MINNEAPOLIS (WCCO) – Better training, increased accountability and a new body camera policy – those are some of the changes the interim police chief in Minneapolis is being encouraged to make by the state chapter of the American Civil Liberties Union.
On Monday, the nonprofit called on interim police chief Medaria Arradondo make nine changes to the embattled police department, which saw its former chief resign last week amid the controversy surrounding the Justine Damond shooting.
According to a news release, the ACLU is calling for Arradondo to:
— Increase oversight and accountability for officers who violate the department’s use of force policies.

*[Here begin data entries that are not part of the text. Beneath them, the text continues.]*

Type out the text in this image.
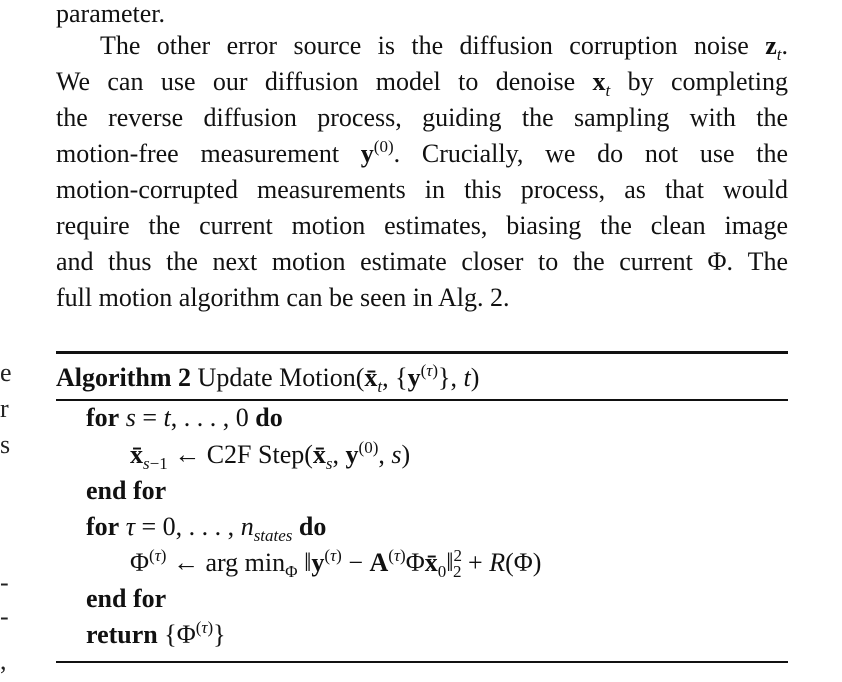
e
r
s
-
-
,
parameter.
The other error source is the diffusion corruption noise $z_t$.
We can use our diffusion model to denoise $x_t$ by completing
the reverse diffusion process, guiding the sampling with the
motion-free measurement $y^{(0)}$. Crucially, we do not use the
motion-corrupted measurements in this process, as that would
require the current motion estimates, biasing the clean image
and thus the next motion estimate closer to the current Φ. The
full motion algorithm can be seen in Alg. 2.
Algorithm 2 Update $Motion(x̄_t$, $\{y^{(\tau)}\}$, t)
for s = t, . . . , 0 do
$x̄_{s-1}$ ← C2F $Step(x̄_s$, $y^{(0)}$, s)
end for
for τ = 0, . . . , $n_{states}$ do
$\Phi^{(\tau)}$ ← arg $\min_\Phi$ $‖y^{(\tau)}$ − $A^{(\tau)}\Phi x̄_0‖^2_2 + R(\Phi)$
end for
return $\{\Phi^{(\tau)}\}$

— Support reforms to ensure the Police Conduct Oversight Commission has the authority to discipline and fire officers as needed.

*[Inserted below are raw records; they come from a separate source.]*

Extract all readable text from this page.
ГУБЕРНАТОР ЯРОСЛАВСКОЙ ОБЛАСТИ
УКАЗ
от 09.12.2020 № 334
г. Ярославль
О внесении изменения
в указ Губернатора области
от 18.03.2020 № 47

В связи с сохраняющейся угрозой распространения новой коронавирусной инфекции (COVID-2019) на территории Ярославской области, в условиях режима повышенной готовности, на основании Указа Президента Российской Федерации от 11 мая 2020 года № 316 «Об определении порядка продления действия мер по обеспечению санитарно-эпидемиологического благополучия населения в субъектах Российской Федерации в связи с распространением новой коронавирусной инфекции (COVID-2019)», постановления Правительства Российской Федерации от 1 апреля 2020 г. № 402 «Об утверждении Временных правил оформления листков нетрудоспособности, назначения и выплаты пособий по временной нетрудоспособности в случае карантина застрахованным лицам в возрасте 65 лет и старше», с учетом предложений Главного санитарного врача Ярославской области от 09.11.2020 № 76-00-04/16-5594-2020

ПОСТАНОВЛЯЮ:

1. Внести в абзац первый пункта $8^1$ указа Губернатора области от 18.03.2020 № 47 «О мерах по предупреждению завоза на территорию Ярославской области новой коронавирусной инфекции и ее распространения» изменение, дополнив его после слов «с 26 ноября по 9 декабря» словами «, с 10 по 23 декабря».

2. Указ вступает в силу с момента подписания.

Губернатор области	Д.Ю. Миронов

— Retrain the entire department on use of force.
— Increase training on de-escalation.
— Implement a new body camera policy that mandates activation at the beginning of every interaction with members of the public.
— Include clear, significant discipline for officers who violate the body camera policy.
— Stop prioritizing low-level arrests.
— Increase the department’s accountability by releasing all data on stops and arrests to the public.
— Fully implement the recommendations found in the Police Executive Research Forum’s 30 guiding principles on the use of force and the final report of President Obama’s task force on 21st century policing.
The Minneapolis Police Department has long struggled with use of fore violations, the ACLU says, adding that while former police chief Janee Harteau made progress on certain issues, much more work needs to be done.
Harteau resigned Friday at the request of Mayor Betsy Hodges, who has also faced criticism following the Damond shooting.
Damond, a yoga instructor and Australian native, was fatally shot on July 15 by Minneapolis police officer Mohamed Noor after calling 911 over concerns of a possible rape in the alley behind her south Minneapolis home.
Noor shot Damond from the passenger seat of a squad car, investigators say. A single bullet hit Damond in the stomach. She was not carrying a weapon.
While Damond and his partner, Matthew Harrity, were wearing body cameras, neither were turned on when the shooting occurred. Squad car cameras also didn’t capture what happened.
Damond, who moved to Minnesota for a relationship, was set to be married in August.